[ceph-users] Throttle pool pg_num/pgp_num increase impact

kostikas@xxxxxxxxx (Konstantinos Tompoulidis) · Thu, 31 Jul 2014 10:55:08 +0000 (UTC)

Hi all,

We have been working closely with Kostis on this and we have some results we 
thought we should share.

Increasing the PGs was mandatory for us since we have been noticing 
fragmantation* issues on many OSDs. Also, we were below the recommended 
number for our main pool for quite some time (we ~tripled the number of OSDs 
- at the moment ~140).

*fragmantation= Many OSDs had uneven usage (not all objects have the same 
size).
Increasing the PG number we got better dispersion.

Increasing the PG/PGP number simply causes a recovery operation since the 
objects need to be redistributed. The recovery operation "honors" the 
recover-max-active and max-backfills settings which was our main concern.

Since this is(was) the case, we decided to start by adding a few PGs(~20). 
The impact was trivial. At our last increase we went with increments of 512. 
This number caused a degradation of ~5%. Setting recovery/backfills=1 we get 
a full recovery in ~6hours. This is acceptable for us for now.

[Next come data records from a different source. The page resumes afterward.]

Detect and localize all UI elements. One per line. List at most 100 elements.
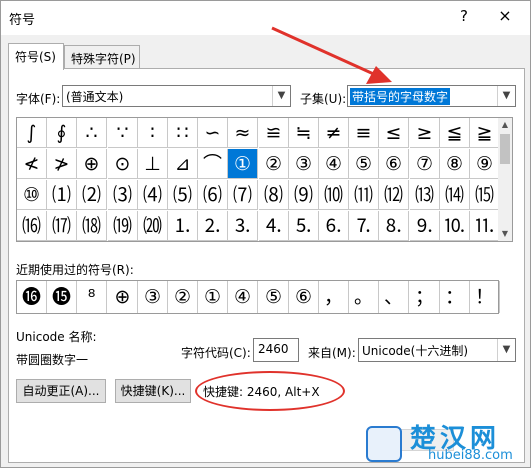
recent-symbol-cell[interactable]: ！ (470, 281, 500, 313)
unicode-name-value: 带圆圈数字一 (16, 353, 89, 367)
tab-symbols[interactable]: 符号(S) (8, 43, 64, 70)
recent-symbol-cell[interactable]: ⑤ (259, 281, 289, 313)
recent-symbol-cell[interactable]: ② (168, 281, 198, 313)
recent-symbol-cell[interactable]: ⁸ (77, 281, 107, 313)
symbol-cell[interactable]: ⑶ (108, 180, 138, 210)
symbol-cell[interactable]: ⌒ (198, 149, 228, 179)
symbol-cell[interactable]: ⒊ (228, 211, 258, 241)
symbol-cell[interactable]: ⒒ (470, 211, 498, 241)
symbol-cell[interactable]: ⊿ (168, 149, 198, 179)
symbol-cell[interactable]: ⑧ (440, 149, 470, 179)
symbol-cell[interactable]: ⒄ (47, 211, 77, 241)
symbol-cell[interactable]: ≦ (440, 118, 470, 148)
symbol-cell[interactable]: ∵ (108, 118, 138, 148)
symbol-cell[interactable]: ⒈ (168, 211, 198, 241)
symbol-cell[interactable]: ⒃ (17, 211, 47, 241)
chevron-down-icon[interactable]: ▼ (497, 339, 515, 361)
symbol-cell[interactable]: ⑾ (349, 180, 379, 210)
recent-symbol-cell[interactable]: ， (319, 281, 349, 313)
scroll-down-icon[interactable]: ▼ (498, 227, 512, 241)
symbol-cell[interactable]: ∮ (47, 118, 77, 148)
symbol-cell[interactable]: ① (228, 149, 258, 179)
recent-symbol-cell[interactable]: ⓰ (17, 281, 47, 313)
symbol-cell[interactable]: ⑩ (17, 180, 47, 210)
symbol-cell[interactable]: ≡ (349, 118, 379, 148)
symbol-cell[interactable]: ⑸ (168, 180, 198, 210)
font-select[interactable]: (普通文本) ▼ (62, 85, 291, 107)
symbol-cell[interactable]: ⊙ (108, 149, 138, 179)
symbol-cell[interactable]: ⑹ (198, 180, 228, 210)
symbol-cell[interactable]: ⒁ (440, 180, 470, 210)
symbol-cell[interactable]: ≥ (410, 118, 440, 148)
symbol-cell[interactable]: ⒎ (349, 211, 379, 241)
symbol-cell[interactable]: ≠ (319, 118, 349, 148)
symbol-cell[interactable]: ⒀ (410, 180, 440, 210)
from-label: 来自(M): (308, 346, 356, 360)
symbol-cell[interactable]: ⒍ (319, 211, 349, 241)
symbol-cell[interactable]: ⑼ (289, 180, 319, 210)
chevron-down-icon[interactable]: ▼ (497, 86, 515, 106)
symbol-cell[interactable]: ⒅ (77, 211, 107, 241)
symbol-cell[interactable]: ∴ (77, 118, 107, 148)
symbol-cell[interactable]: ⊥ (138, 149, 168, 179)
symbol-cell[interactable]: ⒏ (379, 211, 409, 241)
symbol-cell[interactable]: ≒ (289, 118, 319, 148)
recent-symbol-cell[interactable]: ① (198, 281, 228, 313)
symbol-cell[interactable]: ④ (319, 149, 349, 179)
recent-symbol-cell[interactable]: ⑥ (289, 281, 319, 313)
symbol-cell[interactable]: ≌ (259, 118, 289, 148)
autocorrect-button[interactable]: 自动更正(A)... (16, 379, 106, 403)
recent-symbol-cell[interactable]: ： (440, 281, 470, 313)
symbol-cell[interactable]: ⑤ (349, 149, 379, 179)
symbol-cell[interactable]: ⑨ (470, 149, 498, 179)
symbol-cell[interactable]: ⑽ (319, 180, 349, 210)
symbol-cell[interactable]: ⑵ (77, 180, 107, 210)
symbol-cell[interactable]: ≤ (379, 118, 409, 148)
recent-symbol-cell[interactable]: 、 (379, 281, 409, 313)
symbol-cell[interactable]: ≧ (470, 118, 498, 148)
symbol-cell[interactable]: ⒆ (108, 211, 138, 241)
symbol-cell[interactable]: ⒉ (198, 211, 228, 241)
symbol-cell[interactable]: ≮ (17, 149, 47, 179)
font-label: 字体(F): (16, 92, 61, 106)
recent-symbol-cell[interactable]: ③ (138, 281, 168, 313)
help-button[interactable]: ? (457, 7, 471, 25)
shortcut-key-button[interactable]: 快捷键(K)... (115, 379, 191, 403)
symbol-cell[interactable]: ≈ (228, 118, 258, 148)
char-code-input[interactable]: 2460 (253, 338, 299, 362)
symbol-cell[interactable]: ∫ (17, 118, 47, 148)
recent-symbol-cell[interactable]: ； (410, 281, 440, 313)
from-select[interactable]: Unicode(十六进制) ▼ (358, 338, 516, 362)
symbol-cell[interactable]: ⑥ (379, 149, 409, 179)
subset-select[interactable]: 带括号的字母数字 ▼ (347, 85, 516, 107)
symbol-cell[interactable]: ⑻ (259, 180, 289, 210)
symbol-cell[interactable]: ⒌ (289, 211, 319, 241)
tab-special-characters[interactable]: 特殊字符(P) (64, 45, 140, 69)
symbol-cell[interactable]: ⒂ (470, 180, 498, 210)
symbol-cell[interactable]: ⒐ (410, 211, 440, 241)
symbol-cell[interactable]: ∽ (198, 118, 228, 148)
close-button[interactable]: × (497, 6, 513, 25)
symbol-cell[interactable]: ⑺ (228, 180, 258, 210)
recent-symbol-cell[interactable]: 。 (349, 281, 379, 313)
symbol-grid-scrollbar[interactable]: ▲ ▼ (498, 117, 513, 242)
recent-symbol-cell[interactable]: ⊕ (108, 281, 138, 313)
symbol-cell[interactable]: ∷ (168, 118, 198, 148)
symbol-cell[interactable]: ≯ (47, 149, 77, 179)
symbol-cell[interactable]: ⊕ (77, 149, 107, 179)
scroll-up-icon[interactable]: ▲ (498, 118, 512, 132)
symbol-cell[interactable]: ⑦ (410, 149, 440, 179)
recent-symbol-cell[interactable]: ⓯ (47, 281, 77, 313)
scroll-thumb[interactable] (500, 134, 510, 164)
symbol-cell[interactable]: ③ (289, 149, 319, 179)
symbol-cell[interactable]: ∶ (138, 118, 168, 148)
recent-symbol-cell[interactable]: ④ (228, 281, 258, 313)
symbol-cell[interactable]: ⑴ (47, 180, 77, 210)
symbol-cell[interactable]: ⒇ (138, 211, 168, 241)
symbol-cell[interactable]: ⑿ (379, 180, 409, 210)
symbol-cell[interactable]: ⑷ (138, 180, 168, 210)
symbol-cell[interactable]: ⒋ (259, 211, 289, 241)
symbol-cell[interactable]: ② (259, 149, 289, 179)
chevron-down-icon[interactable]: ▼ (272, 86, 290, 106)
symbol-cell[interactable]: ⒑ (440, 211, 470, 241)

* We started at 1800 PGs at our main pool (this is the pool that holds the 
majority of data). The degradation ratio is of course proportional to the 
PG_increase_number and the amount of data (at the moment we have reached 
6120 PGs - our goal for now is 8192).

Regarding the issue of SSDs, we have noticed the same journal latency using 
15k SAS and standard SSDs (unfortunately on different controllers - 1 
journal per device). What we would like is to have multiple journals on the 
same disk (SSDs are expensive and the journal size needed is relatively 
small). If you have some insight on this, please let us know.